Later, Jade is hanging out at home with her pal Kelsey. She’s talking about how she and Sean are on different pages as to where they want their relationship to be. Jade doesn’t want Sean in that way (honestly, his hood/hat combo probably isn’t helping), but Sean does want to be with Jade romantically.

Just then, Kelsey gets a call from Sean. He’s all pumped up like he just sampled some treats out of Jade’s family’s nose candy box. He tells Kelsey he wants to show her something and then tells her he’ll “catch ya outside!” Kelsey is confused, but she seems to sense that a major trainwreck is barreling toward her and Jade. She knows it’s probably some sort of engagement ring that will end in an awkward proposal that may or may end up with someone lying face down in the street in handcuffs.

Still, she heads to catch Sean outside as promised. 

“Why do I feel like we’re all gonna end up on one of those YouTube ‘Worst Proposals Ever’ videos? I wish I had put some makeup on today.”

Kelsey runs out to the side of the house, where Sean reveals “the gift” to her. No…”the gift” isn’t what’s inside Sean’s Fruit of the Loom boxer briefs (thankfully.) Instead, it’s a 3.5-carot ring. 

(This dude doesn’t work. How the hell is he affording a diamond ring with over three carots? Are we sure he didn’t mean carrots? Like, he got a ring and three and a half carrots for her to eat while she decides if she wants to marry him or not?) 

“She’s gonna love it, right?!” Sean says excitedly. (Seriously, this is the most enthusiasm we’ve ever seen from Sean, except for maybe the time he heard that they were giving away free hot sandwiches down at the Salvation Army.) 

Kelsey knows that Jade isn’t into being in a relationship with Sean, but she tells Sean that Jade will love the ring.

Sean tells the camera he’s got his eyes set on marriage and more kids. 

“I’m even trying to keep my eyes open at least 30 percent of the day now!”

To read The Ashley’s recap of the previous episode of ‘Teen Mom 2,’ click here

(Photos: MTV) 

11 Responses


  1. Im not from the States so this might be a silly question, but are the schools in WV really that bad? Or is it just some kind of hillbilly joke? ?
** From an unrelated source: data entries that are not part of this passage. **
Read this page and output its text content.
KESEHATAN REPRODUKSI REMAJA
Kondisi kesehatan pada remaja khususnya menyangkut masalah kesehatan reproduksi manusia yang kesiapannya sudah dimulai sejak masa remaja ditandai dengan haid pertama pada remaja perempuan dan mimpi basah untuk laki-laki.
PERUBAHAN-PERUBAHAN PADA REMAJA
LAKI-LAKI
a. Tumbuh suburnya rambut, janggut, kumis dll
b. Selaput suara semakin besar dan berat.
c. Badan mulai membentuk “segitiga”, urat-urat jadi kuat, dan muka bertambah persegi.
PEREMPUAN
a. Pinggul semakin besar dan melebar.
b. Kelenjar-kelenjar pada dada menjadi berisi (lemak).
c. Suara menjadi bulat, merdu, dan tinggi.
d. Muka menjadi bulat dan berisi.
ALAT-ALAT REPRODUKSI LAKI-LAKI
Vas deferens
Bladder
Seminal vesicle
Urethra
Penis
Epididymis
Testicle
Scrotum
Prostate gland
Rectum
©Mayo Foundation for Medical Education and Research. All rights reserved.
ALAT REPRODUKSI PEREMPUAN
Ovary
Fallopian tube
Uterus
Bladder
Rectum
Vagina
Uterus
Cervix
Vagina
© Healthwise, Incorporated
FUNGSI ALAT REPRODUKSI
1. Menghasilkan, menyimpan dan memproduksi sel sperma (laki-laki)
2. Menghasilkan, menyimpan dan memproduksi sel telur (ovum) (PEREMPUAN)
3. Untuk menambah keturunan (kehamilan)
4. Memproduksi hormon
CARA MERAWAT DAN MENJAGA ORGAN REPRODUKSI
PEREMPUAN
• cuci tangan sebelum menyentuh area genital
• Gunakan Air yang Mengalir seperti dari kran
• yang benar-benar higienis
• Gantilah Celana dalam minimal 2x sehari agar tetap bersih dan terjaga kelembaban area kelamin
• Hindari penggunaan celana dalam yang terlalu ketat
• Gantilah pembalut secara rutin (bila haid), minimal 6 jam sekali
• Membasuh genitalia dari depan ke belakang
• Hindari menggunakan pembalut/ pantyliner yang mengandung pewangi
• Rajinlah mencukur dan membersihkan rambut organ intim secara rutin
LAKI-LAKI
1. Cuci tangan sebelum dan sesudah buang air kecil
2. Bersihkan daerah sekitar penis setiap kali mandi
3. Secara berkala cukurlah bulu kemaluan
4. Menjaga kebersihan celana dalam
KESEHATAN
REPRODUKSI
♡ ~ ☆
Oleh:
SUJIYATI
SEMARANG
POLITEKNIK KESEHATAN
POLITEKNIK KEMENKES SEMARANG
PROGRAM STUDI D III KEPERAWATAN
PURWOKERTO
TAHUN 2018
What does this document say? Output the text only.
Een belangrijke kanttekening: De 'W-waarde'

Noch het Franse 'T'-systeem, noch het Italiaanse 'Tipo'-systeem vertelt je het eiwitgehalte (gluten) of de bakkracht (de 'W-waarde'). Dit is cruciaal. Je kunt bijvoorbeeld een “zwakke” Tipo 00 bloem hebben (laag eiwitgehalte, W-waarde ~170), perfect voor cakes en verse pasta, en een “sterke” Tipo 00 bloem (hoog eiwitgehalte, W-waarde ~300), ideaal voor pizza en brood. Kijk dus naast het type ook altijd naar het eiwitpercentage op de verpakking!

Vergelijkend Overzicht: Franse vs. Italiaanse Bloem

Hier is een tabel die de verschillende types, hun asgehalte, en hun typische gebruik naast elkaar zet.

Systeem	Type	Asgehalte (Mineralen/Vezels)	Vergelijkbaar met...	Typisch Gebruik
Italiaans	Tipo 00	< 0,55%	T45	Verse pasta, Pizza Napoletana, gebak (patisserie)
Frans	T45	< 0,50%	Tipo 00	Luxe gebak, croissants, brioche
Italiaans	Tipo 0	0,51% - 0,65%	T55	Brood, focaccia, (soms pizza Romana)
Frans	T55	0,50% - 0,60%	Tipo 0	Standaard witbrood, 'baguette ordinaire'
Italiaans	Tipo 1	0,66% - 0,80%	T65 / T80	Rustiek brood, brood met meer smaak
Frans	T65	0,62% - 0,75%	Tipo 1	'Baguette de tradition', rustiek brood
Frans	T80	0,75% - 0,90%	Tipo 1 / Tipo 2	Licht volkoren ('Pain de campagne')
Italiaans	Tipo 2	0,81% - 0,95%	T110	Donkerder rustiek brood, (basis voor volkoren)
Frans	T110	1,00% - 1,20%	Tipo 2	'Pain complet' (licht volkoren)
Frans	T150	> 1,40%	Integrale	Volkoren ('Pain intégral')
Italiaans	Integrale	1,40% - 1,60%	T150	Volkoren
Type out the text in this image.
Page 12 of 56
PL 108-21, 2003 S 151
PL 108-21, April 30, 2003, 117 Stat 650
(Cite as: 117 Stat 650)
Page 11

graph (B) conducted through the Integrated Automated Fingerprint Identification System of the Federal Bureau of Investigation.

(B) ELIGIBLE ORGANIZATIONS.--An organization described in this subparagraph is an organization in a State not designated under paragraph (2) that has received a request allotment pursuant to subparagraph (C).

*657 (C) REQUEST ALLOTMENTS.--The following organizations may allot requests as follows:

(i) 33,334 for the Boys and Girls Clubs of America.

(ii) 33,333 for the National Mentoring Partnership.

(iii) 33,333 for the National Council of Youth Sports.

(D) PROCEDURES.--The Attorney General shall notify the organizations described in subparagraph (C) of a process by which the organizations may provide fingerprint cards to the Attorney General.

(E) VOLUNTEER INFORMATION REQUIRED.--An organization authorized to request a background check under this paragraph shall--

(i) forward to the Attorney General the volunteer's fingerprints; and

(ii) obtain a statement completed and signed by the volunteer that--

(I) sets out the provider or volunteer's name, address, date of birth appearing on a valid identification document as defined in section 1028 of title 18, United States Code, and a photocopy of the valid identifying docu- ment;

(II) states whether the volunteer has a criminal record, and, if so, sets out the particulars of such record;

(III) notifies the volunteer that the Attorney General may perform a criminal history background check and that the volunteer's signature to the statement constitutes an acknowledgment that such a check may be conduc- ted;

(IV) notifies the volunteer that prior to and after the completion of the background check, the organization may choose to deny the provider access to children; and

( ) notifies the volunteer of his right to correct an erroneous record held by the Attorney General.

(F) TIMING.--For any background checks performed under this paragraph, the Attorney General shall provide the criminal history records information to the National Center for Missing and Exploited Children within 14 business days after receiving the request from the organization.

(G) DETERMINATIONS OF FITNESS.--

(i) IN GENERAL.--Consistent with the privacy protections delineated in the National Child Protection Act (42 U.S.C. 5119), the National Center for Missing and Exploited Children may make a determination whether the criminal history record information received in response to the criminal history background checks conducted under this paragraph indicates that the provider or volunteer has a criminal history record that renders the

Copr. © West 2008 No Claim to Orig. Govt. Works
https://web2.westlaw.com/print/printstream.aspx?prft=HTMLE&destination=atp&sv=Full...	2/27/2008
  2. I read these recaps for The Ashley’s photo captions. Day made on the Corey Tyler one ?


  3. Omggggggg. The Ashley’s recaps are to die for. I just laugh and laugh when I read them. I don’t even care about the show….just her take on it. ??????


  4. I find a Leah incredibly annoying. She think she’s amazing and inspirational, and don’t get me started on the positive affirmations she forces the girls to say. I have a soft spot for any of the original Teen Mom girls, but a Leah doesn’t sit right. I think it’s because she equates having money, to being intelligent. She is very lucky that she was picked for a reality show as a child and is still riding off the back of it. I feel like when the show ends, she will have spent all the money, and be desperately calling media photographers to tell them where she is, so can be “caught” out and about


  5. It is literally about 4 years since I actually watched this show, and yet I live for these recaps, it’s the one reason I hope they never cancel TM!


  6. This show is so boring that theres no need to watch because its like watchung reruns. Thats what happens when storylines are recycled.the throwing a party story line has been beat to death by Cheyenne.


  7. Ha ha ha, your Corey Tyler caption had me cracking up!
    Love a good TM recap by The Ashley….can only be beat by a Barb scream about gettin’ high or a quote from Leah – taken directly from her ‘not well’ school where her girlseses go.


  8. I can always count on the Ashley to make these recaps entertaining and hilarious! The exact opposite of the show! I now keep Teen Mom 2 on my DVR for when I have insomnia and can’t sleep. You would be surprised how quickly I am sawing logs from sheer boredom.


    1. Seriously- give the people what they want. Not new characters nobody cares about like Ashley. We want our Babs back! And I’m sure Babs can use the money.